I go back and forth on how much actually happens in “Missing.” There are important character beats here, as Oliver gets well-observed moments with Thea and with Felicity. Oliver explaining his decision to send Felicity and Diggle away is again an illustration of how Arrow has learned to have Oliver isolate himself for not entirely self-destructive or sulky reasons, which is nice. Yet this episode struggles with much the same issue I discussed in last week’s review, which is the show has committed so much to the notion that Prometheus is invincible, which robs a lot of dramatic tension from the proceedings: Of course John and Felicity are going to get captured in short order by Chase’s associates. The episode acknowledges that Team Arrow should never have believed Prometheus was done after his capture, with Oliver even claiming he suspected it was a ruse all along—which, okay, sure, but that didn’t exactly come across last week. Anyway, the die has well and truly been cast at this point, so I will spare you my carping. Suffice it to say we’ve yet to see any evidence Oliver or Team Arrow can truly counter Chase, who as Malcolm says is always about 50 moves ahead. Oliver is going to need one hell of an equalizer.
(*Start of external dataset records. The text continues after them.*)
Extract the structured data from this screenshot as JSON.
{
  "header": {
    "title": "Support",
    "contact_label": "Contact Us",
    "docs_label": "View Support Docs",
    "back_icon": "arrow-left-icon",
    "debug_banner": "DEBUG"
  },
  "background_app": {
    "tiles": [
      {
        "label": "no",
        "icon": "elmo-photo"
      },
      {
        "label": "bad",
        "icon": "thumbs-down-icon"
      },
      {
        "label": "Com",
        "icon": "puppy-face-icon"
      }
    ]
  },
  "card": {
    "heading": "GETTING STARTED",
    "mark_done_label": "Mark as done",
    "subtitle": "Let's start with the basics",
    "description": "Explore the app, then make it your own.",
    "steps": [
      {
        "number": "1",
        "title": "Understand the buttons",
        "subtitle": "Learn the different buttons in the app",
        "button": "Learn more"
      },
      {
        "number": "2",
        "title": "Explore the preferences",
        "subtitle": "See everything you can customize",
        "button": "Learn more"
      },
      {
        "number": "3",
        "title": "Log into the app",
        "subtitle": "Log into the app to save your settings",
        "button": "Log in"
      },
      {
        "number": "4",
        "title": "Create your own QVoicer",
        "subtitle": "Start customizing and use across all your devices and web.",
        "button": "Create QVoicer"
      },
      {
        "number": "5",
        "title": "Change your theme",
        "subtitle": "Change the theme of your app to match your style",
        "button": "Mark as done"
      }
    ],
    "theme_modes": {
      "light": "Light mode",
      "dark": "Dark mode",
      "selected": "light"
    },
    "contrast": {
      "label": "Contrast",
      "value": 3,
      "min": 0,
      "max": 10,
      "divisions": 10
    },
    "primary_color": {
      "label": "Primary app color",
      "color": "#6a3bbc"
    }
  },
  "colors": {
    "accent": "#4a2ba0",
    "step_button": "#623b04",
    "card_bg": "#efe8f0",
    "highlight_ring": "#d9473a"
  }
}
Why hello, Slade Wilson. In what has to be the single most exciting return the show could pull—well, fine, there’s a couple other possibilities I’ll mention in the strays—Manu Bennett makes his long-awaited return as the still-imprisoned Deathstroke. There’s no real way to know where Wilson’s head is at after all this time, or whether he can be trusted, though it’s probably a good bet to say, nah, he totally can’t. But in putting together a team fearsome enough to stand a chance against Chase, Talia, and their associates, it’s hard to imagine a better combo than Malcolm, Nyssa, and Wilson. And Slade is essential because he’s really the only character left who properly spans both the past and present sections of Oliver’s story. If by some miracle Oliver and Wilson can come out of this alive and reconciled, then that would arguably be the most powerful way for the show to complete Oliver’s redemption from the trauma and the violence of his five lost years. But never mind that: Manu Bennett is here, everyone, and that alone is cause to celebrate.

And that speaks to why I don’t really have a problem with “Missing,” even if it feels slighter in construction than most of Arrow’s penultimate entries. This season has been stronger thematically and narratively than the last couple, but along with that it’s just been fun in a way the show has struggled to be in recent years, Neal McDonough scenery-chewing and John Constantine guest spots aside. And “Missing” finds ways to be fun even as it makes the final set of moves for the big, scary showdown, with Malcolm in particular serving as the darkest possible comic relief. This episode plays like Arrow on the cusp of graduation, with everyone showing up for one last hurrah before the show becomes something else. This week is just the serviceable setup for what will hopefully be next week’s grand finale.

Stray observations

  • When Oliver was warning Malcolm to be professional around the help he had enlisted, I really thought for a second Roy Harper might be about to show up. I mean… he did date Thea, right? That might be a thing Malcolm wouldn’t like! But nah, Nyssa was the better choice here. Nowhere to do parkour on Lian Yu, for a start.
  • Okay, so I think there might be one return that would be even bigger than Manu Bennett as Deathstroke, but it’s damn close. It’s the woman he killed in front of her children: If Moira Queen somehow showed up back from the dead, that might blow the roof off the show. And yeah, probably not in a good way.
  • Everything with Lance, the Laurel of Earth-2, and Thea was perfectly handled. Paul Blackthorne and Willa Holland are as reliably great as ever, and Katie Cassidy did nice work as the evil, sadistic Black Siren.
  • As is tradition, this is the annual episode named after a Bruce Springsteen song. “Missing” is okay, as these things go, but maybe a little on the nose. I don’t think any pick is ever topping the first season just straight-up calling its penultimate episode “Darkness On The Edge Of Town,” honestly.